Does Every Department Need a Boss?
With work staffs so small today, some departments consist of only a handful of people who are all responsible for doing the same tasks. Despite the greater number of years some members of the department or group have been with the company, the reality is all the employees have the same level of responsibility. Still, does one person need to be designated the point person for execution of department projects?
A piece in October in The New York Times by Sarah Max about small businesses brought this question to mind. The piece explores whether it is necessary to have one person designated as the “boss” when a company is co-owned equally between two people, or for the sake of argument, by a group of people. Business partners are depicted in the article happy with a co-boss arrangement, and others are described for whom this arrangement hasn’t worked as well.
Years ago, departments used to be larger with bosses able to play the role of guide or director, or the person who simply makes the decisions and plans and then steps back and lets the department’s employees do the work of carrying out those plans. Today, many, if not most, companies have been downsized so that departments in which the boss is a participant, rather than just a planner, are much more common. In this kind of arrangement, is it still appropriate and necessary to have one person known as the boss?
I would reflexively say, “Yes,” because ultimately someone has to be responsible for ensuring not just that their own work gets done, but that everyone in the department delivers their assignments complete and on time. However, I also see the advantages to creating a co-equal arrangement in which employees check up on each other and individually report on their work output. As I pointed out in my last blog, it is easy with today’s online and software systems to have individual employees record their work output. With that in mind, what purpose does the “boss” of a small department then serve? In the past, a boss would take an accounting of all of the department employees’ work output and then report that output to the manager—the true decision-maker—above him or her. Now, with systems that can require employees to log their work progress, is that middle-manager role still necessary? If all are doing the same work, it seems arbitrary or meaningless to single out one person and designate him or her “boss.”

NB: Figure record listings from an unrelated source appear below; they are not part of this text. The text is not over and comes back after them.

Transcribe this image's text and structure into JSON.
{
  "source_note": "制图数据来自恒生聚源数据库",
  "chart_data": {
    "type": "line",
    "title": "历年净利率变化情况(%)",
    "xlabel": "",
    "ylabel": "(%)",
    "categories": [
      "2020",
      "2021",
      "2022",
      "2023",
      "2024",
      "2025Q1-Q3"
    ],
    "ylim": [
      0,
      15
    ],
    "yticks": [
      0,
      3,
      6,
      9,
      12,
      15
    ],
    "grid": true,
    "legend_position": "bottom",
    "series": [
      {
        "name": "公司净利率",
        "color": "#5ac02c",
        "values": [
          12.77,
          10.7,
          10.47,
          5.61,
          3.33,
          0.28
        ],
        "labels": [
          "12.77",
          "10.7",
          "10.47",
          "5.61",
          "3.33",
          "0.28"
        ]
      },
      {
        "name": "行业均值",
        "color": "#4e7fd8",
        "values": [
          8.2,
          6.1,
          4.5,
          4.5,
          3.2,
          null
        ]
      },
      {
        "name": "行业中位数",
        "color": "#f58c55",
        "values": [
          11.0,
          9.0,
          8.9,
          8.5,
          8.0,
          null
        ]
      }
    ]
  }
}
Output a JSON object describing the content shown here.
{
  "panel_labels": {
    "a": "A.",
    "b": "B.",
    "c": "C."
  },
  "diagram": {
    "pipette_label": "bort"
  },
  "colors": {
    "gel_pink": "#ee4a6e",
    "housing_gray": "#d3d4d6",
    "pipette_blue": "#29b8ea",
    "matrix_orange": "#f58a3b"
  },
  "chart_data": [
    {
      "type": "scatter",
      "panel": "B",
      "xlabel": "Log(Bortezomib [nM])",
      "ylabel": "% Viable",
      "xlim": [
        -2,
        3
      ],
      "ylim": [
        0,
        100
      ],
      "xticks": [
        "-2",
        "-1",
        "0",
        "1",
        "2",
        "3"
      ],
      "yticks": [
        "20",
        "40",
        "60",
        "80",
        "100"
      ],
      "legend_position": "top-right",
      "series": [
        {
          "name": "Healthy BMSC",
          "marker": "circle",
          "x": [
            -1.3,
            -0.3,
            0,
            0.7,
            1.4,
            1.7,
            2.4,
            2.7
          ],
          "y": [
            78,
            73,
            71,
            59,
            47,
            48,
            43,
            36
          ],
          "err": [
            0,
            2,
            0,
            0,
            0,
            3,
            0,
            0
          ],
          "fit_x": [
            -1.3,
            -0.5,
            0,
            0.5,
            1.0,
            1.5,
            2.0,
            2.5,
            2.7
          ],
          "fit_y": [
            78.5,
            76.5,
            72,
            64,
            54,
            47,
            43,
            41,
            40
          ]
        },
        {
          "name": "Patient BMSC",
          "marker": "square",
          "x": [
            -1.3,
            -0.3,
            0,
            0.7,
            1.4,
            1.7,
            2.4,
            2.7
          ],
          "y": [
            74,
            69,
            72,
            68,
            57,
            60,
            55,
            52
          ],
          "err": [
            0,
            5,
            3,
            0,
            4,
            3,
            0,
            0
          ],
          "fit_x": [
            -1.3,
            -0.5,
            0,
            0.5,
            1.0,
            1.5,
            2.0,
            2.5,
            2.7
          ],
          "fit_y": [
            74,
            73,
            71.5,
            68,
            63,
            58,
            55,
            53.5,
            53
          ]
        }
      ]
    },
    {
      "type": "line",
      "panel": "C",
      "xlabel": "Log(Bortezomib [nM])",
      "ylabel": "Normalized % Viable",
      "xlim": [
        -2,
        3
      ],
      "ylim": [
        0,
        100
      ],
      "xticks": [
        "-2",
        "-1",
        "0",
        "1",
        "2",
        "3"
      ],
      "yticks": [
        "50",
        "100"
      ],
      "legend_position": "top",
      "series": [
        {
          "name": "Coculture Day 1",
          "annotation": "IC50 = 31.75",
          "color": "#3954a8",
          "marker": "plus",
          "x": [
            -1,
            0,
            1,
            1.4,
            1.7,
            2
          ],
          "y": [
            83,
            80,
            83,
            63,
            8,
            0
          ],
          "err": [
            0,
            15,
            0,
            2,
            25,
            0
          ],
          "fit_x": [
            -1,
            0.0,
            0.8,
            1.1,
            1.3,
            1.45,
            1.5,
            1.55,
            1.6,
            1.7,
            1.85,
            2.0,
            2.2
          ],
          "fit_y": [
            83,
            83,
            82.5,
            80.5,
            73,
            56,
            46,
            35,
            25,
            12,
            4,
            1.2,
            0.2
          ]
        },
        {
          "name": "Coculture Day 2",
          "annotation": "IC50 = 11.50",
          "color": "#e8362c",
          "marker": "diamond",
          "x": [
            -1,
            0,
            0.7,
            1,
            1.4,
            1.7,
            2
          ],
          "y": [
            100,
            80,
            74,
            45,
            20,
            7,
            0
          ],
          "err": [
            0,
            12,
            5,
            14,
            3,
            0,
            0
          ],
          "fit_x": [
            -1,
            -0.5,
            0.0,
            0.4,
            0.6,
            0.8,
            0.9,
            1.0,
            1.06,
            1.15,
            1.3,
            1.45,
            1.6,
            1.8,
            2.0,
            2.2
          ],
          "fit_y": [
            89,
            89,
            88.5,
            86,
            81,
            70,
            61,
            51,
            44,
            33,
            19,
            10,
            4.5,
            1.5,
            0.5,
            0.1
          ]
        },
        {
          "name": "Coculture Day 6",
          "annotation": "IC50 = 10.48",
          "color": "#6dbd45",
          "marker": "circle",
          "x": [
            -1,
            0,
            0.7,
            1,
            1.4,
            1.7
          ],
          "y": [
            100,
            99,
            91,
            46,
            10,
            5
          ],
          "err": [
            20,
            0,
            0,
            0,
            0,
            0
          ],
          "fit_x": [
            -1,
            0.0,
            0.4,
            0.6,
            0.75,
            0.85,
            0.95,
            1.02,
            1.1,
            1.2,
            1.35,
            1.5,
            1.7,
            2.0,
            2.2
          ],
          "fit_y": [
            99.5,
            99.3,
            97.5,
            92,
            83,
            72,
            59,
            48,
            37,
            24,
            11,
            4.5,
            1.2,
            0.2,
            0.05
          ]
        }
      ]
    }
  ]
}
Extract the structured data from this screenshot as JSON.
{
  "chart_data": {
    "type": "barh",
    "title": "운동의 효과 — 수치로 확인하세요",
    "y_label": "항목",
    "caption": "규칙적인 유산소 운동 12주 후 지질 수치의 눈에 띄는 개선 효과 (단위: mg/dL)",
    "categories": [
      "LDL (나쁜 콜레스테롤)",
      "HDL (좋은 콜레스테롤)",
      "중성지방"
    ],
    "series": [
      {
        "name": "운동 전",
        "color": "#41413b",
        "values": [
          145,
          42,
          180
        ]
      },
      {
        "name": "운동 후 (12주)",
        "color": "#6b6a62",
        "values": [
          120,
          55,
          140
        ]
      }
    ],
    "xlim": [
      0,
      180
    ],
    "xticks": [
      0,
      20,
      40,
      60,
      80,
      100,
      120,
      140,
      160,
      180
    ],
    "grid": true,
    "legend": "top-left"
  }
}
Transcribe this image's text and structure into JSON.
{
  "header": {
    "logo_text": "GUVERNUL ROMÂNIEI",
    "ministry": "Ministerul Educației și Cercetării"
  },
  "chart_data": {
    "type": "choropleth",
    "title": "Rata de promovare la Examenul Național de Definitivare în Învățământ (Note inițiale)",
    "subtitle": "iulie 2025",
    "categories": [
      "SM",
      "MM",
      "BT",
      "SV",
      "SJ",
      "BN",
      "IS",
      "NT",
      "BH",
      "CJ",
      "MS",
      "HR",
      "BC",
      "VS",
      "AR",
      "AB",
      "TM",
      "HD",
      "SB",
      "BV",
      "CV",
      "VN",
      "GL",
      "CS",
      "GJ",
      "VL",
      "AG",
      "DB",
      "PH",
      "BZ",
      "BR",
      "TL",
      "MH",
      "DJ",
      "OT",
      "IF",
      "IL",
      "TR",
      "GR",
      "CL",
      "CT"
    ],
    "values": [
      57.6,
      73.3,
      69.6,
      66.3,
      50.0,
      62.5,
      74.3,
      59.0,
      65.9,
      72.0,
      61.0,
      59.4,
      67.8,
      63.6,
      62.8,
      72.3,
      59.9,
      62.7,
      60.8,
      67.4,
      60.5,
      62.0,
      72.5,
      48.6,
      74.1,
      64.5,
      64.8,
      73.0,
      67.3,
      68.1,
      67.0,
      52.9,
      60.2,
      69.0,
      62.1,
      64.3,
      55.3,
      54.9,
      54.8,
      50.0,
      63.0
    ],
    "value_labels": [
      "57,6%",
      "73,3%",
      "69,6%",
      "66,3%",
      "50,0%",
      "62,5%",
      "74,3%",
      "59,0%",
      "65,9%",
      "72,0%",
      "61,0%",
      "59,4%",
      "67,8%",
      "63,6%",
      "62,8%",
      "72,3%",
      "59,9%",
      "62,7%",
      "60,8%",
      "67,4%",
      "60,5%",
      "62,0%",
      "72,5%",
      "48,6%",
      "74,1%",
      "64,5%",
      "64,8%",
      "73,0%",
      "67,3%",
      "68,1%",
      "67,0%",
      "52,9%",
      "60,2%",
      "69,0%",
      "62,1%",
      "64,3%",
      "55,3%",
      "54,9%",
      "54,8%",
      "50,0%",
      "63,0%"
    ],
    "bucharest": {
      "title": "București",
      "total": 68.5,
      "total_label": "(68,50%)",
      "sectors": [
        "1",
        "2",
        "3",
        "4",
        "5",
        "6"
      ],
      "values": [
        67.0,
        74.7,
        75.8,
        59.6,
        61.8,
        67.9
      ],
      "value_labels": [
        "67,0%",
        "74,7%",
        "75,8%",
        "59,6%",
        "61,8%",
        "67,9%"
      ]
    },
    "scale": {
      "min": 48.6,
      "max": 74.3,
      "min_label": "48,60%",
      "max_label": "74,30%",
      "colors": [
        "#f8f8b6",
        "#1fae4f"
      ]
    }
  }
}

In departments that are essentially just a group of co-equal employees, an interesting experiment would be to do away with the designation of a senior person or boss, and, instead, incentivize the employees based on group performance. In addition to each employee recording via an intranet or learning management system tool his or her progress, the employees would have an incentive they were working toward as a group. For example, if the group meets its sales goal, creates a certain number of products that get successfully released to market, or improve efficiency by a certain amount, then all individuals in the group would receive an extra $5,000 or more by the end of the year. Group incentives also could be non-monetary, such as each person in the department receiving an extra three to five days of vacation for the next year, or the privilege in the next year to keep a flex-time schedule. The important point is that, rather than being rewarded individually, they would be rewarded as a group. It’s possible an arrangement like this would make a “boss” obsolete. A key function of a boss is to police a workgroup, making sure everyone delivers their assignments. In an arrangement with a group incentive, the employees may police each other because everyone is motivated to make sure no one in the group ruins their chances of getting the reward. What do you think? Is the middle-manager boss still necessary?
I’ve found that once a person is designated “boss,” that person can feel entitled to do less than others in the group. They seem to feel after that designation that their responsibility to oversee is a job in and of itself. The idea of doing significant work aside from overseeing often is brushed aside as beneath them or out of the question. If your workgroups have shrunk enough that every person needs to be a contributor, naming one person as the overseer, rather than keeping him or her as a fellow doer, can be counterproductive. Often, you haven’t gained a “boss”; you’ve lost a worker.
How do you handle management and hierarchy in departments in which all employees essentially have the same responsibilities? Is the designation of a boss necessary? Why?